Bezos and company, however, dislike my pretensions of literary accomplishment. Check me out in Literature and Fiction, and I drop to #101,445. I get it. I'm no Franzen.
But I don't envy Franzen anyway. That's a negative, but I don't want to get into how many people, writers or not, that I do envy. There's more than one when we range amongst those folks who don't read, let alone write.
We could, if I were interested, start with those who win multi-millions in the lottery. I think that's a practical envy. I could be rich from the lottery without doing anything other than being a beneficiary of good luck. There'd be no need to write something of Franzen-caliber, or even Richard Selzer-caliber, who is a far better subject of envy than Franzen.

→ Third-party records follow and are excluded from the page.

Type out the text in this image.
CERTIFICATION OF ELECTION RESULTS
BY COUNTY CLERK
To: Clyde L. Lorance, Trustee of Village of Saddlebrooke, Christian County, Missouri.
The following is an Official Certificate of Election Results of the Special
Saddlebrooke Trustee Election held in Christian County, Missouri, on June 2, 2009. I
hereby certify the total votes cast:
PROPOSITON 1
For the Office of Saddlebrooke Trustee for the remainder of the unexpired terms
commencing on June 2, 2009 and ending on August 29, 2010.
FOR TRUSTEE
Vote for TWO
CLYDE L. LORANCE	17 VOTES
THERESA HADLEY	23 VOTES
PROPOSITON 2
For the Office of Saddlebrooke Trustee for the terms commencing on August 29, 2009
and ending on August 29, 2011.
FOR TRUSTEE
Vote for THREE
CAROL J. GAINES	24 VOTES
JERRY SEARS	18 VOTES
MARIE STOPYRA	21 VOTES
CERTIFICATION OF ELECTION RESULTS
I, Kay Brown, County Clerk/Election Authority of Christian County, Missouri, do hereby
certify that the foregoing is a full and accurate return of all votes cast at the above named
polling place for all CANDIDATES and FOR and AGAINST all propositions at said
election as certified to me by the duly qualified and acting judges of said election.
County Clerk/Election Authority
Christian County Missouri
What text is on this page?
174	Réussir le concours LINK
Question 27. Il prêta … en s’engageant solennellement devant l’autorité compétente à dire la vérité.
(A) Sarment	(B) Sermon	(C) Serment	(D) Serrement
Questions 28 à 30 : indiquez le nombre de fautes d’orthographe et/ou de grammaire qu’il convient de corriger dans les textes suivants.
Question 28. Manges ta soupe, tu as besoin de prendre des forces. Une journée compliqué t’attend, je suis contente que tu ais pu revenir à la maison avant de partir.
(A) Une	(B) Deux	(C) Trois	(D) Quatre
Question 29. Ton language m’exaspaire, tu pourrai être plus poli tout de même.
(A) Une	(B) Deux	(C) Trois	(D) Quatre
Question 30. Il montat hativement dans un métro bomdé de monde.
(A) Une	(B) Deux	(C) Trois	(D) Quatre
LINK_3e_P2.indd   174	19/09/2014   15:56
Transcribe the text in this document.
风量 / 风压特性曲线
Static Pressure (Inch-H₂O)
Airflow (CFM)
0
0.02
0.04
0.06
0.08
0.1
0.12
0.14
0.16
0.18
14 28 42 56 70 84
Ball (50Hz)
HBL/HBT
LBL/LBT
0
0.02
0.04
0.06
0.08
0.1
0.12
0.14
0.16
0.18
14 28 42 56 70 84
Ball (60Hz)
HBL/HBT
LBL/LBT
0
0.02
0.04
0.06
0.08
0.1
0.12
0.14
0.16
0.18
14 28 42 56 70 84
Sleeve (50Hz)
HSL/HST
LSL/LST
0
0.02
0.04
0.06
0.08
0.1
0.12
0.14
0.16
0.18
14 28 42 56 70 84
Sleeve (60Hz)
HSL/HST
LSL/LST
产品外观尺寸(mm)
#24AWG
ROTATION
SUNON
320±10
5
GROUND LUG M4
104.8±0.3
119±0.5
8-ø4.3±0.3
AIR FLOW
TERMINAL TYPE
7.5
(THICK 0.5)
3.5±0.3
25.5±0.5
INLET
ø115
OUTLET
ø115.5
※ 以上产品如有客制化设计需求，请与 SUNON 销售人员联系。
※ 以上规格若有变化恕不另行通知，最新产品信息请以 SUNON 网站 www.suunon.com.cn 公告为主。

The lottery: wealth without work or accomplishment. What can be more enviable than that? Good health, I suppose. A happy marriage, sure. Accomplished, appreciative off-spring, of course.
But with lottery-wealth I could be more me without doing anything, even writing a book. I bet even Franzen wants to win the lottery. Think of the angst. The ethical quandaries. What material!
I am wily enough to know that envy can be good, even though the dude who thought up the Seven Deadly Sins found a slot for it on his list. It can be a spur to better oneself, if nothing else. But envy of author rankings is one more brick in the wall of neuroses I must climb each day to get out of my head. I don't need it. Do you realize Bezos and boys are so ... so manipulative as to update the rankings hourly?
Do I need another website to check every hour?* No. I get up, make sure there's nothing urgent in the email. Then I read The New York Times, Slate, Buzzfeed, Facebook, Daily Beast, Reuters, BBC America, and it's 9am, and time to do something useful. I don't need to be ranked, thank you. I am quite satisfied to be among the ten thousand most interesting crips you know.
*In the time it took to write this silly little blog post, my Author Ranking fell from 9,151 to 34,072. Explain that, Bezos!